8. Fields for which the user can supply input include %%Requestor%%, %%PassPhrase%%,%%NotifyEmail%%, and %%PublicKey2%%. (These fields are named fields that are defined in the INSERT section, which is shown later.) All fields not marked optional are required. %%PublicKey2%% contains the substitution variable, [browsertype]. This is replaced at run time with IE or NS, depending on the browser the user has. This is necessary because the browsers behave differently for key generation and certificates.
9. This JavaScript script provides the underlying logic for the text entry that the user must perform.
10. The %%-pagefooter%% named field is defined in the INSERT section (shown later). This contains the email address of the PKI Services administrator.
11. The APPL subsection indicates the fields that careq.rexx itself provides, in this case, %%UserId%% and %%HostIdMap%%. (These are set from the IBM® HTTP Server environment variable REMOTE_USER.)
12. The CONSTANT subsection has hardcoded values to use, for example (for the non-SAF certificates), the signing certificate is PKI:.
13. The SUCCESSCONTENT subsection contains the HTML to display upon successfully requesting the certificate. It includes the %%-requestok%% named field. (This is defined in the INSERT section, shown in Examining the INSERT section . See list item 1.)

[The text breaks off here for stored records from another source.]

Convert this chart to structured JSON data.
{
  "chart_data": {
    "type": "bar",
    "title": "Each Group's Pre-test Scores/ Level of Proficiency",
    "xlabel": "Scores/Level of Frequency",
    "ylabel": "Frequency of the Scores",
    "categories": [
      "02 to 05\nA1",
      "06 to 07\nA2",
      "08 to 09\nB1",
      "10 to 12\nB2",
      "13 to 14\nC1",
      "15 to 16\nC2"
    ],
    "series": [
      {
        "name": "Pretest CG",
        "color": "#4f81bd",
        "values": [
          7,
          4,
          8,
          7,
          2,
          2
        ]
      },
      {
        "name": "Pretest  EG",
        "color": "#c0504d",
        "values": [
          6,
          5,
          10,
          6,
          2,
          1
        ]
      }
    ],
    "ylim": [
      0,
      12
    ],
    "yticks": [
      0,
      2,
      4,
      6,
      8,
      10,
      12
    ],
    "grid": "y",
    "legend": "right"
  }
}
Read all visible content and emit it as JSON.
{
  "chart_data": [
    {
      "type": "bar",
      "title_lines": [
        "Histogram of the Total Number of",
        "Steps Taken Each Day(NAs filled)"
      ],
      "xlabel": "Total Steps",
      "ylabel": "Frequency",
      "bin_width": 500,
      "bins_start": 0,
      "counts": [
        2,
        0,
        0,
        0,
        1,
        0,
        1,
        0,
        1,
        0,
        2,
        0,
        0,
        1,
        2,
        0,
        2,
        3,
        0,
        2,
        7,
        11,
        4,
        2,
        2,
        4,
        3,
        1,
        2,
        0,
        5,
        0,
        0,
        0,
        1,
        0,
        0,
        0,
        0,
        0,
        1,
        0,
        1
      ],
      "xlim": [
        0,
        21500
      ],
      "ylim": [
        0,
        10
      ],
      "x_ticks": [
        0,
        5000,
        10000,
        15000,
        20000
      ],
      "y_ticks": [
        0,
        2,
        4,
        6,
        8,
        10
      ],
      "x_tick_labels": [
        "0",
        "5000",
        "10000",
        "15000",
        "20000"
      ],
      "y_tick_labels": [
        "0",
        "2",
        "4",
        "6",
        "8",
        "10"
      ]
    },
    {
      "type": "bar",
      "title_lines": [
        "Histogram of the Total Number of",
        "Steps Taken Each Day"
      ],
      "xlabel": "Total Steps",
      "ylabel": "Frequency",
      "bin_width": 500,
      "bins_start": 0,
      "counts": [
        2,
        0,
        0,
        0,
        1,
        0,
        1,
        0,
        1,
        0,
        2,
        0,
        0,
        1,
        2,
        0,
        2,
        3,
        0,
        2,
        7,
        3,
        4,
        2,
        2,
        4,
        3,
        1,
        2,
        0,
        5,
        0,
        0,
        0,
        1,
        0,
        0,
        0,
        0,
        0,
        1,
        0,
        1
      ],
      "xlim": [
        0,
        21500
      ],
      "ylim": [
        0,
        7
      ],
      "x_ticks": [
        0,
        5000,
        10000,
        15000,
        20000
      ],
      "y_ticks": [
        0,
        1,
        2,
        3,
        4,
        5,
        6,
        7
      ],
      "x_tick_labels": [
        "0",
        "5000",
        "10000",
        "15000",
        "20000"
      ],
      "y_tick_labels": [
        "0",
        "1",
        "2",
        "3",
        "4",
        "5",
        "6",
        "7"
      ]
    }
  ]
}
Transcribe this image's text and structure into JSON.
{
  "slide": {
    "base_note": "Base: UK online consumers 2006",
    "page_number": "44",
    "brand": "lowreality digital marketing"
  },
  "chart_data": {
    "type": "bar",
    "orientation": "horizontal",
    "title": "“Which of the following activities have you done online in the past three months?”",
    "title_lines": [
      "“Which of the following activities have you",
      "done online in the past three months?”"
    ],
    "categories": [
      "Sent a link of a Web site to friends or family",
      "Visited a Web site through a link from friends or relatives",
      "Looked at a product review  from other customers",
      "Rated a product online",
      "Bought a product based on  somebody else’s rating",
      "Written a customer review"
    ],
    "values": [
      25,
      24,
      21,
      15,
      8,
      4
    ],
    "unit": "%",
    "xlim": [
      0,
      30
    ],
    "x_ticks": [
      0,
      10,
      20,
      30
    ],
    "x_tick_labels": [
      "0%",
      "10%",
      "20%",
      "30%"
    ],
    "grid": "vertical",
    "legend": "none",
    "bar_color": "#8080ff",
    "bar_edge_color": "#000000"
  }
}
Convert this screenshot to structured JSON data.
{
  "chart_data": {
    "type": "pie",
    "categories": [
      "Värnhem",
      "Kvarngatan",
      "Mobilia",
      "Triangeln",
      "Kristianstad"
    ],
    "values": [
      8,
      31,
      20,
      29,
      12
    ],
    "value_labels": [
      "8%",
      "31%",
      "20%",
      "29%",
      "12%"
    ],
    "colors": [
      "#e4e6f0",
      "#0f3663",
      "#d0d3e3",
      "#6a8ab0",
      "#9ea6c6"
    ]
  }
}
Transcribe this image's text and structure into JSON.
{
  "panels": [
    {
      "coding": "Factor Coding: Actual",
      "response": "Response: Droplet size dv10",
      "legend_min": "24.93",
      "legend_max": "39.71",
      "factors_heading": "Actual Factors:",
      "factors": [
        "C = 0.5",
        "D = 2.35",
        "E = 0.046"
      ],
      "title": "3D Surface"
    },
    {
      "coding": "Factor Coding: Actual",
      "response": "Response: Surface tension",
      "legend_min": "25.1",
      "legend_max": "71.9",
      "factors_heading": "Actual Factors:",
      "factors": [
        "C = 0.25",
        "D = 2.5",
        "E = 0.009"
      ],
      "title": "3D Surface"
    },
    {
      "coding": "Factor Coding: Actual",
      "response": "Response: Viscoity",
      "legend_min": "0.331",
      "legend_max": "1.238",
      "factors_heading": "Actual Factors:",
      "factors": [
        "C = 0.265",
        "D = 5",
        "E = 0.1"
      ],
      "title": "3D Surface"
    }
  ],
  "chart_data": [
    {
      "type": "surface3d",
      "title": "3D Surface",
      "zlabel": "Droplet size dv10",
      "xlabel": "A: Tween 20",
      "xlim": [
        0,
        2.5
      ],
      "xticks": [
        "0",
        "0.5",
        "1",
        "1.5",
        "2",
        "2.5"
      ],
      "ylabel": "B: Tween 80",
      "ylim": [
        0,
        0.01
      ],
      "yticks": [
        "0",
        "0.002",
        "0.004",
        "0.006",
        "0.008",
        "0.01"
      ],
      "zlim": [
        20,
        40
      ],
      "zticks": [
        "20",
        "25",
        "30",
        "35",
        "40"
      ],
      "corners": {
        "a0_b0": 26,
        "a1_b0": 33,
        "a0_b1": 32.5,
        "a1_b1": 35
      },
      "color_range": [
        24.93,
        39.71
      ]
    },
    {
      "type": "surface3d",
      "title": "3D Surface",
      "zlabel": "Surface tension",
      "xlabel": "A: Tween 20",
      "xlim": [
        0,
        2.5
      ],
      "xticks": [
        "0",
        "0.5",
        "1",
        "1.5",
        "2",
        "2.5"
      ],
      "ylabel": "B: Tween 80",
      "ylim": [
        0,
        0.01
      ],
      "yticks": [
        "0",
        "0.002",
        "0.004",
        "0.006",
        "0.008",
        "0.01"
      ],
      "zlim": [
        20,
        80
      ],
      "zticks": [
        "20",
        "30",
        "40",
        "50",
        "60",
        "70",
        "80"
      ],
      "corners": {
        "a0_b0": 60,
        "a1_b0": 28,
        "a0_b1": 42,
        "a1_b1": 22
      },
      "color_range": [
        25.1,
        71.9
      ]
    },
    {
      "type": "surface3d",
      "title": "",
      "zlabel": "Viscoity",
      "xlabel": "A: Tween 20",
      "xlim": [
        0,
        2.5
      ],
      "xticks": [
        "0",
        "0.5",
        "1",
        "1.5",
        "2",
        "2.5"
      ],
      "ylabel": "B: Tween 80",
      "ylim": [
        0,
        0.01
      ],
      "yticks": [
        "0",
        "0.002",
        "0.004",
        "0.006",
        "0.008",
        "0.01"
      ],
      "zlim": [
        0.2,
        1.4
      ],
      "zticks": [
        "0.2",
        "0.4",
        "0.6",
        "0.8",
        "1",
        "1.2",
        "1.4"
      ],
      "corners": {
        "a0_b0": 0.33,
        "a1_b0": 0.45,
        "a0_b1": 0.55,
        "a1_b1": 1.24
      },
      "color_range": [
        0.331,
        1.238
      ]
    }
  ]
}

14. The FAILURECONTENT subsection contains the HTML to display when the certificate request is unsuccessful. This subsection contains the %%-requestbad%% named field. (This named field is defined in the INSERT section, shown in Examining the INSERT section.)
15. The -requestok INSERT (mentioned in list item 13) includes an ACTION that calls caretrieve.rexx, which displays the HTML in the RETRIEVECONTENT subsection. The first time the web page is displayed, it includes the transaction ID associated with the certificate request. If the user leaves the web page and then returns, the transaction ID field must be filled in. Entering the transaction ID and clicking the Continue button calls cagetcert.rexx.
16. The main heading on the web page is "Retrieve Your (Name of Certificate)".
17. The ACTION is to call cagetcert.rexx as list item 15 indicates.
18. The RETURNCERT subsection contains the %%return10cert%% named field, which is defined in an INSERT. (See list item 4.)